EHHADH also known as enoyl-CoA hydratase/3-hydroxyacyl CoA dehydrogenase is a mitochondrial enzyme. Its molecular mass is approximately 82 kDa. EHHADH catalyzes two sequential reactions in the β-oxidation of fatty acids converting L-3-hydroxyacyl-CoA to 3-ketoacyl-CoA. This enzyme expresses mainly in liver and kidney tissues playing a role in lipid metabolism.

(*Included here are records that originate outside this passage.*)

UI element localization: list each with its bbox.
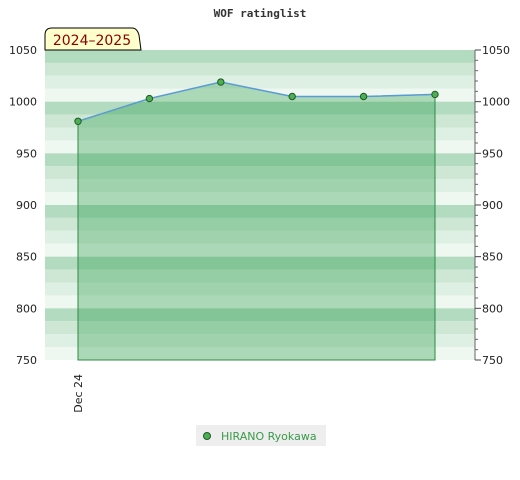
background-band — [45, 179, 475, 193]
left-tick-label: 850 — [16, 251, 37, 264]
left-tick-label: 800 — [16, 302, 37, 315]
background-band — [45, 347, 475, 360]
rating-area — [77, 81, 436, 361]
right-tick-label: 950 — [482, 147, 503, 160]
background-band — [45, 140, 475, 154]
background-band — [45, 153, 475, 167]
legend-marker-icon — [203, 432, 211, 440]
background-band — [45, 295, 475, 309]
season-badge: 2024–2025 — [44, 27, 142, 51]
x-tick-label: Dec 24 — [72, 374, 85, 413]
data-point — [288, 92, 296, 101]
left-tick-label: 750 — [16, 354, 37, 367]
rating-line-path — [77, 81, 436, 123]
background-band — [45, 166, 475, 180]
background-band — [45, 230, 475, 244]
background-band — [45, 321, 475, 335]
legend-background — [196, 425, 326, 446]
left-tick-label: 1050 — [9, 44, 37, 57]
background-band — [45, 127, 475, 141]
rating-area-fill — [77, 81, 436, 361]
background-band — [45, 75, 475, 89]
background-band — [45, 308, 475, 322]
background-band — [45, 334, 475, 348]
right-tick-label: 800 — [482, 302, 503, 315]
left-tick-label: 950 — [16, 147, 37, 160]
data-point — [431, 90, 439, 99]
data-point — [74, 117, 82, 126]
background-band — [45, 101, 475, 115]
legend-series-name: HIRANO Ryokawa — [221, 430, 317, 443]
background-band — [45, 114, 475, 128]
background-band — [45, 62, 475, 76]
left-tick-label: 1000 — [9, 96, 37, 109]
background-band — [45, 282, 475, 296]
season-label: 2024–2025 — [53, 33, 131, 49]
right-tick-label: 900 — [482, 199, 503, 212]
right-tick-label: 850 — [482, 251, 503, 264]
x-axis: Dec 24 — [72, 374, 85, 413]
chart-title: WOF ratinglist — [214, 7, 307, 20]
background-band — [45, 192, 475, 205]
background-band — [45, 50, 475, 63]
background-band — [45, 256, 475, 270]
data-point — [217, 78, 225, 86]
background-band — [45, 205, 475, 218]
data-point — [359, 92, 368, 101]
left-tick-label: 900 — [16, 199, 37, 212]
background-band — [45, 243, 475, 257]
right-tick-label: 1050 — [482, 44, 510, 57]
legend[interactable]: HIRANO Ryokawa — [196, 425, 326, 446]
right-tick-label: 1000 — [482, 96, 510, 109]
left-y-axis: 750 800 850 900 950 1000 1050 — [9, 44, 37, 367]
season-badge-shape — [44, 27, 142, 51]
rating-line — [77, 81, 436, 123]
rating-markers — [74, 78, 439, 126]
data-point — [145, 94, 154, 103]
right-y-axis: 750 800 850 900 950 1000 1050 — [474, 44, 510, 367]
background-band — [45, 269, 475, 283]
background-band — [45, 217, 475, 231]
background-bands — [45, 50, 475, 360]
right-tick-label: 750 — [482, 354, 503, 367]
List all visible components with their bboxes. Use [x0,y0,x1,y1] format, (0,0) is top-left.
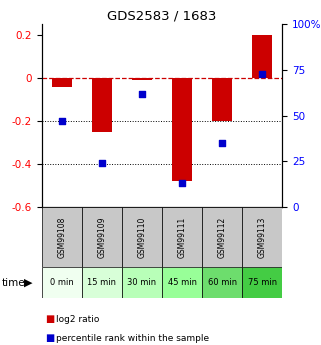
Point [260,71,265,76]
Text: GSM99110: GSM99110 [137,217,147,258]
Bar [202,207,242,267]
Text: 60 min: 60 min [208,278,237,287]
Text: GSM99112: GSM99112 [218,217,227,258]
Text: GSM99113: GSM99113 [258,217,267,258]
Bar [212,78,232,121]
Bar [242,207,282,267]
Bar [122,267,162,298]
Bar [172,78,192,181]
Bar [82,267,122,298]
Bar [52,78,72,87]
Text: ▶: ▶ [24,278,33,288]
Text: 45 min: 45 min [168,278,197,287]
Point [59,118,64,124]
Bar [132,78,152,80]
Point [140,91,145,96]
Bar [162,267,202,298]
Bar [42,267,82,298]
Point [220,140,225,146]
Text: 0 min: 0 min [50,278,74,287]
Text: time: time [2,278,25,288]
Text: 15 min: 15 min [87,278,117,287]
Text: log2 ratio: log2 ratio [56,315,100,324]
Text: 75 min: 75 min [248,278,277,287]
Bar [162,207,202,267]
Text: ■: ■ [45,333,54,343]
Bar [82,207,122,267]
Bar [252,35,273,78]
Bar [202,267,242,298]
Bar [92,78,112,132]
Bar [242,267,282,298]
Text: GSM99108: GSM99108 [57,217,66,258]
Point [180,180,185,186]
Title: GDS2583 / 1683: GDS2583 / 1683 [108,10,217,23]
Point [100,160,105,166]
Text: GSM99109: GSM99109 [97,216,107,258]
Text: GSM99111: GSM99111 [178,217,187,258]
Bar [42,207,82,267]
Text: percentile rank within the sample: percentile rank within the sample [56,334,209,343]
Text: ■: ■ [45,314,54,324]
Bar [122,207,162,267]
Text: 30 min: 30 min [127,278,157,287]
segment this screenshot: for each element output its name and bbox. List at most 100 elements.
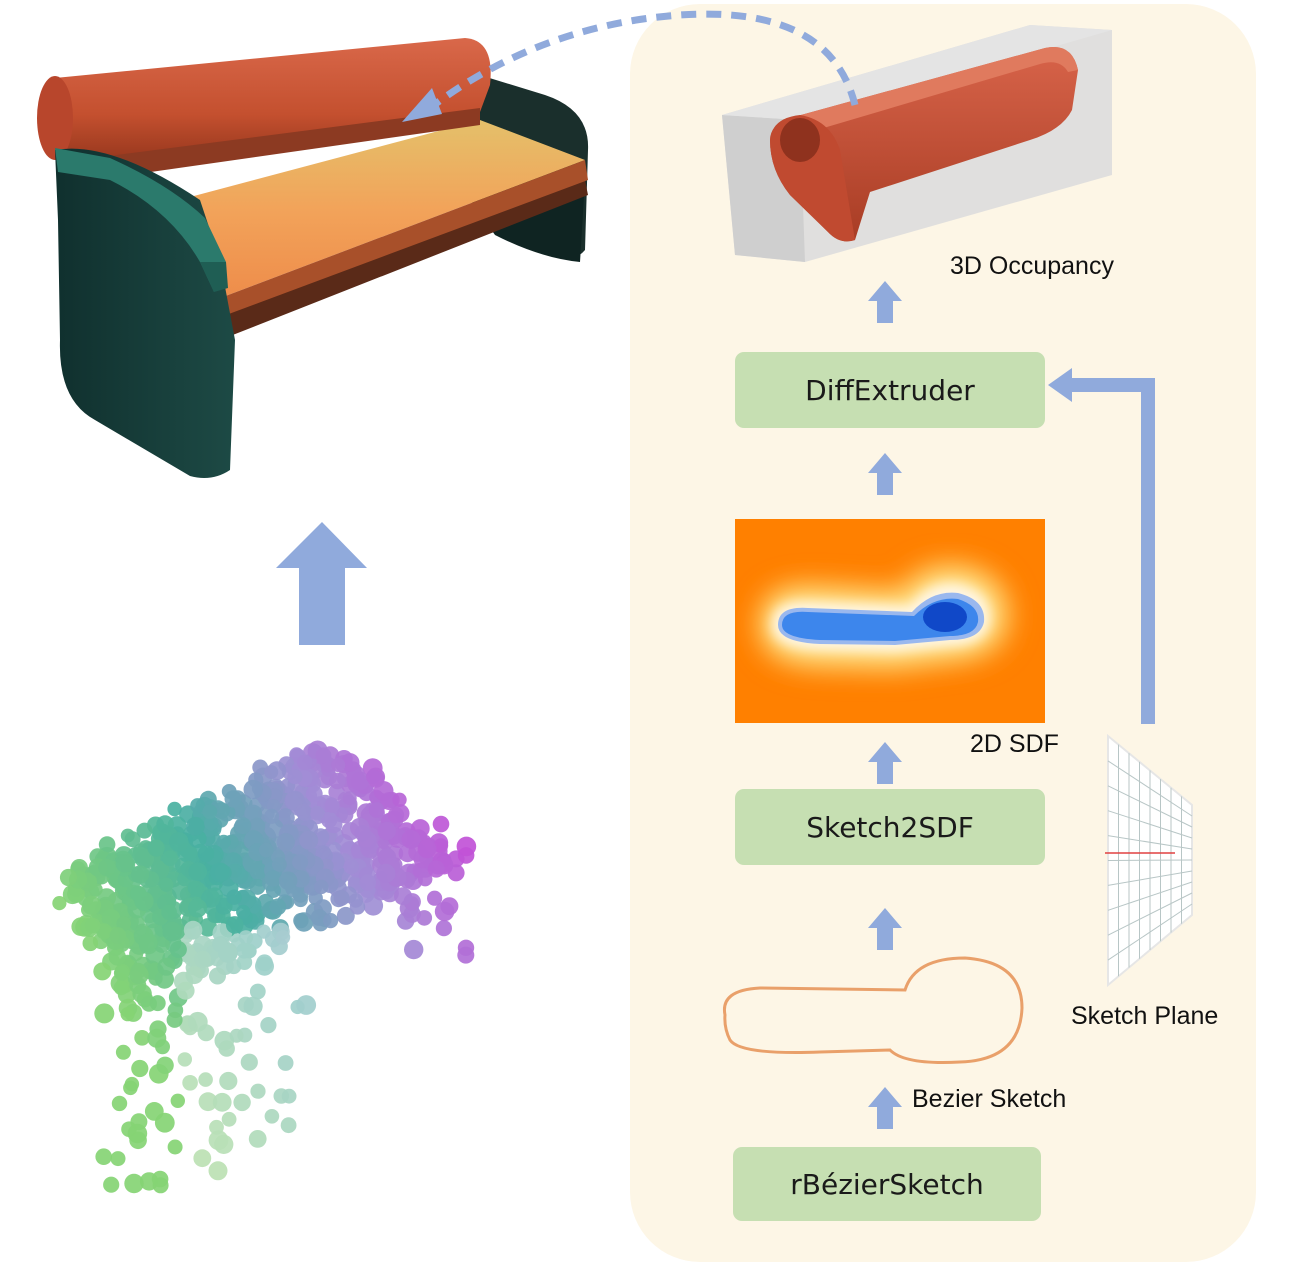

Biological function summary

EHHADH acts within the peroxisome a cellular organelle that facilitates lipid metabolism and detoxification processes. EHHADH is a part of the mitochondrial trifunctional protein complex. This complex helps in breaking down long-chain fatty acids highlighting EHHADH's role in energy production.

Pathways

EHHADH engages in the fatty acid β-oxidation pathway and the peroxisomal fatty acid β-oxidation pathway. In these pathways EHHADH works alongside proteins like HADHA and HADHB both of which are part of the trifunctional protein complex. The collaboration between these proteins ensures efficient lipid degradation and energy release.

Associated diseases and disorders

EHHADH links to disorders such as peroxisomal biogenesis disorders and Zellweger syndrome. Mutations affecting EHHADH or its associated proteins like VLCAD (very-long-chain acyl-CoA dehydrogenase) can disrupt normal mitochondrial functions. This disruption can lead to accumulation of unmetabolized fatty acids contributing to disease progression.